4. Nada por si e de si
Esse processo de retorno ao nosso originário, a espiritualidade antiga assinala com a expressão latina “ex nihilo sui et subjecti”, isto é, entrar e viver na experiência do “nada por si e de si”, exemplarmente revelado por Jesus Cristo no processo da sua existência encarnada, crucificada, eucaristizada. Mas, em que consiste esse processo? Consiste em assumir a finitude e a mortalidade humana como extensão da vida eterna e da imortalidade divina. Esse é o mais belo e mais comovedor exemplo que Jesus Cristo nos deixou: a essência de sua Boa Nova, o plano de Deus no coração do homem. Por isso, inimigo maior da vida eterna e de nossa realização plena e final – perfeita alegria - não é o fato de sermos finitos, mortais e limitados, mas de sentirmos vergonha dessa nossa condição e, por causa disso, empenhar-nos na busca de nossa realização a partir de nós mesmos: a desobediência originária de Adão.
Como é esse modo de ser originário que perdemos no paraíso? É como a Cruz de Jesus Cristo, diz Francisco. Mas, como é a Cruz de Jesus Cristo? Ou seja, o que se deu na Cruz para ser essa recordação e participação - a perfeita alegria, a jovialidade, a glória de Deus - nossa realização plena e última? Deu-se que, no momento da rejeição, Cristo nada mais tem de si, tudo nele e dele é sem valor, sem nenhum mérito; a própria autenticidade, o próprio sacrifício, isto é, a própria Cruz, sua doação ao Pai, são total e radicalmente desmerecidos. Nessa sua total pobreza, sem direitos nem méritos, Cristo procura doar-se ao Pai que o condena, tentando só amá-lo, gratuita e cordialmente, apenas atraído pela afeição, sem razões, sem nada saber, sem nada poder, sem nada querer senão tão só e unicamente saber o que o Pai sabe, querer só o que Pai quer, poder só o que o Pai pode, querer só o que o Pai quer.
Eis a glória do homem em sua origem, rejeitada por Adão e agora restaurada por Jesus Cristo. Cristo na cruz, portanto, imita e reproduz o modo de ser do Pai: ama assim, do mesmo jeito que Deus ama todos os seres.
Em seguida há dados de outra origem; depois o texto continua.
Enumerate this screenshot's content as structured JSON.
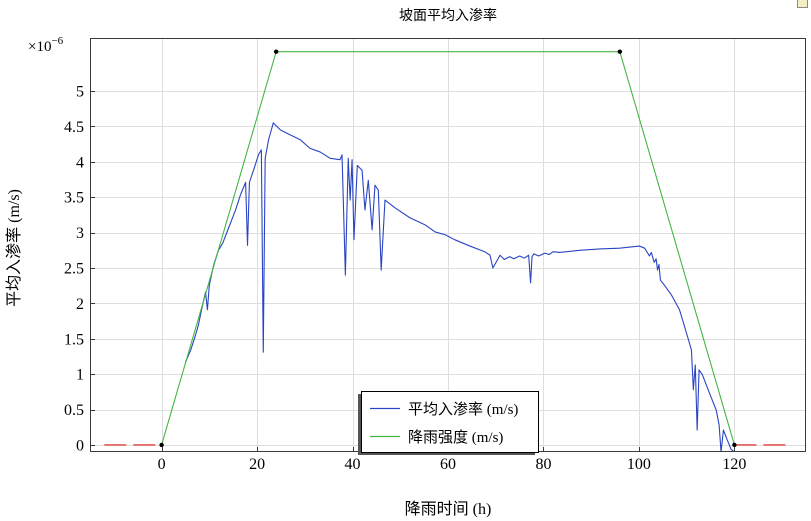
{
  "chart_data": {
    "type": "line",
    "title": "坡面平均入渗率",
    "xlabel": "降雨时间 (h)",
    "ylabel": "平均入渗率 (m/s)",
    "y_multiplier": {
      "base": "×10",
      "exponent": "−6"
    },
    "xlim": [
      -15,
      135
    ],
    "ylim": [
      -0.1,
      5.75
    ],
    "xticks": [
      0,
      20,
      40,
      60,
      80,
      100,
      120
    ],
    "yticks": [
      0,
      0.5,
      1,
      1.5,
      2,
      2.5,
      3,
      3.5,
      4,
      4.5,
      5
    ],
    "grid": true,
    "legend": {
      "placement": "bottom-center"
    },
    "series": [
      {
        "name": "平均入渗率 (m/s)",
        "color": "#2a45c2",
        "style": "solid",
        "points": [
          [
            5.0,
            1.17
          ],
          [
            6.1,
            1.34
          ],
          [
            7.1,
            1.55
          ],
          [
            7.7,
            1.69
          ],
          [
            8.6,
            1.98
          ],
          [
            9.2,
            2.16
          ],
          [
            9.6,
            1.91
          ],
          [
            10.0,
            2.26
          ],
          [
            10.9,
            2.54
          ],
          [
            11.9,
            2.75
          ],
          [
            12.8,
            2.85
          ],
          [
            14.0,
            3.06
          ],
          [
            15.5,
            3.32
          ],
          [
            16.5,
            3.53
          ],
          [
            17.6,
            3.71
          ],
          [
            18.0,
            2.82
          ],
          [
            18.4,
            3.71
          ],
          [
            19.4,
            3.91
          ],
          [
            20.3,
            4.1
          ],
          [
            20.9,
            4.17
          ],
          [
            21.3,
            1.31
          ],
          [
            21.7,
            4.05
          ],
          [
            22.4,
            4.31
          ],
          [
            23.4,
            4.55
          ],
          [
            24.9,
            4.45
          ],
          [
            27.0,
            4.38
          ],
          [
            29.1,
            4.31
          ],
          [
            31.1,
            4.19
          ],
          [
            33.2,
            4.14
          ],
          [
            35.3,
            4.05
          ],
          [
            37.4,
            4.03
          ],
          [
            37.8,
            4.1
          ],
          [
            38.5,
            2.4
          ],
          [
            39.1,
            4.05
          ],
          [
            39.5,
            3.46
          ],
          [
            39.9,
            4.03
          ],
          [
            40.3,
            2.9
          ],
          [
            41.0,
            3.95
          ],
          [
            42.0,
            3.88
          ],
          [
            42.6,
            3.32
          ],
          [
            43.3,
            3.74
          ],
          [
            44.1,
            3.04
          ],
          [
            44.7,
            3.67
          ],
          [
            45.4,
            3.6
          ],
          [
            46.0,
            2.47
          ],
          [
            46.8,
            3.46
          ],
          [
            48.9,
            3.35
          ],
          [
            52.0,
            3.21
          ],
          [
            55.2,
            3.11
          ],
          [
            57.3,
            3.01
          ],
          [
            59.4,
            2.97
          ],
          [
            61.4,
            2.9
          ],
          [
            64.6,
            2.81
          ],
          [
            67.7,
            2.73
          ],
          [
            68.8,
            2.68
          ],
          [
            69.4,
            2.5
          ],
          [
            70.9,
            2.68
          ],
          [
            71.8,
            2.62
          ],
          [
            72.9,
            2.66
          ],
          [
            73.8,
            2.63
          ],
          [
            75.0,
            2.67
          ],
          [
            76.0,
            2.64
          ],
          [
            76.9,
            2.68
          ],
          [
            77.3,
            2.29
          ],
          [
            77.6,
            2.66
          ],
          [
            78.0,
            2.7
          ],
          [
            79.0,
            2.67
          ],
          [
            80.3,
            2.71
          ],
          [
            81.2,
            2.69
          ],
          [
            82.0,
            2.73
          ],
          [
            83.4,
            2.72
          ],
          [
            87.6,
            2.75
          ],
          [
            91.8,
            2.77
          ],
          [
            95.9,
            2.78
          ],
          [
            100.1,
            2.81
          ],
          [
            101.2,
            2.78
          ],
          [
            102.2,
            2.67
          ],
          [
            102.6,
            2.72
          ],
          [
            103.2,
            2.58
          ],
          [
            103.6,
            2.63
          ],
          [
            103.9,
            2.47
          ],
          [
            104.2,
            2.55
          ],
          [
            104.5,
            2.33
          ],
          [
            105.3,
            2.26
          ],
          [
            106.8,
            2.12
          ],
          [
            108.5,
            1.91
          ],
          [
            110.1,
            1.55
          ],
          [
            111.0,
            1.34
          ],
          [
            111.4,
            0.78
          ],
          [
            111.8,
            1.13
          ],
          [
            112.2,
            0.21
          ],
          [
            112.6,
            1.06
          ],
          [
            113.3,
            0.99
          ],
          [
            114.1,
            0.85
          ],
          [
            115.2,
            0.66
          ],
          [
            116.2,
            0.49
          ],
          [
            116.8,
            0.28
          ],
          [
            117.2,
            -0.1
          ],
          [
            117.7,
            0.21
          ],
          [
            118.5,
            0.07
          ],
          [
            119.3,
            -0.06
          ],
          [
            120.0,
            -0.1
          ]
        ]
      },
      {
        "name": "降雨强度 (m/s)",
        "color": "#45b545",
        "style": "solid",
        "markers": true,
        "marker_color": "#000000",
        "points": [
          [
            0,
            0
          ],
          [
            24,
            5.556
          ],
          [
            96,
            5.556
          ],
          [
            120,
            0
          ]
        ]
      },
      {
        "color": "#e5413b",
        "style": "dashed",
        "points": [
          [
            -12,
            0
          ],
          [
            0,
            0
          ]
        ]
      },
      {
        "color": "#e5413b",
        "style": "dashed",
        "points": [
          [
            120,
            0
          ],
          [
            132,
            0
          ]
        ]
      }
    ]
  }
}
Pois, Deus nos ama não porque somos bons ou porque lhe somos agradecidos, retribuindo, com algum bem nosso, seus benefícios, mas apenas porque Ele é o Bem, todo o Bem, o sumo Bem, o Amor, a Caridade.
No instante em que Cristo imita o Pai e O ama não apesar de, mas, justamente por causa da condenação, Deus diz: “Eis o meu Filho, Aquele que tem o mesmo modo de ser do meu Amor. Eis o meu Filho que ama como Eu amo, na jovialidade, na gratuidade, na cordialidade de ser. Eis aí a pura revelação de mim mesmo, minha glória, a Boa Nova!”
É esse amor novo que dá o Ser, a Vida, a Verdade, a Glória a todas as coisas; que a tudo e a todos conserva, faz crescer, consumar-se no mistério de ternura e benignidade da vida; que recupera o sentido da morte, do sofrimento, salvando tudo como manifestação do Amor que é Deus, o Pai de toda a misericórdia. Eis a excelência da ou com a qual Deus nos criou e formou. Uma excelência verdadeira e perfeita porque ama sem nada exigir, de nada se faz senhora e muito menos se eleva. Apenas ama, livre e gratuitamente, muito mais do que uma mãe ama seu filho carnal. (Cfr. Experiência, modo de ser chamado o fundamental da vida cistã, Frei Hermógnres Harada em O Mensageiro de Santo Antônio, dezembro de 1993).
Eis o fundamental, o tudo do cristão e do franciscano, em especial: a busca do modo de ser de sua própria origem: o Deus e Pai de Nosso Senhor Jesus Cristo – o novo Adão – que se revela na Cruz. Por isso, toda finitude humana e a própria morte, serão assumidas não mais com medo e terror, mas no vigor da alegria de quem canta o ato supremo de poder amar, de poder entregar-se e de consumar sua vida ao Pai, origem e princípio de todo o Bem, o sumo Bem, o Bem inteiro, o único Bem (LH 11).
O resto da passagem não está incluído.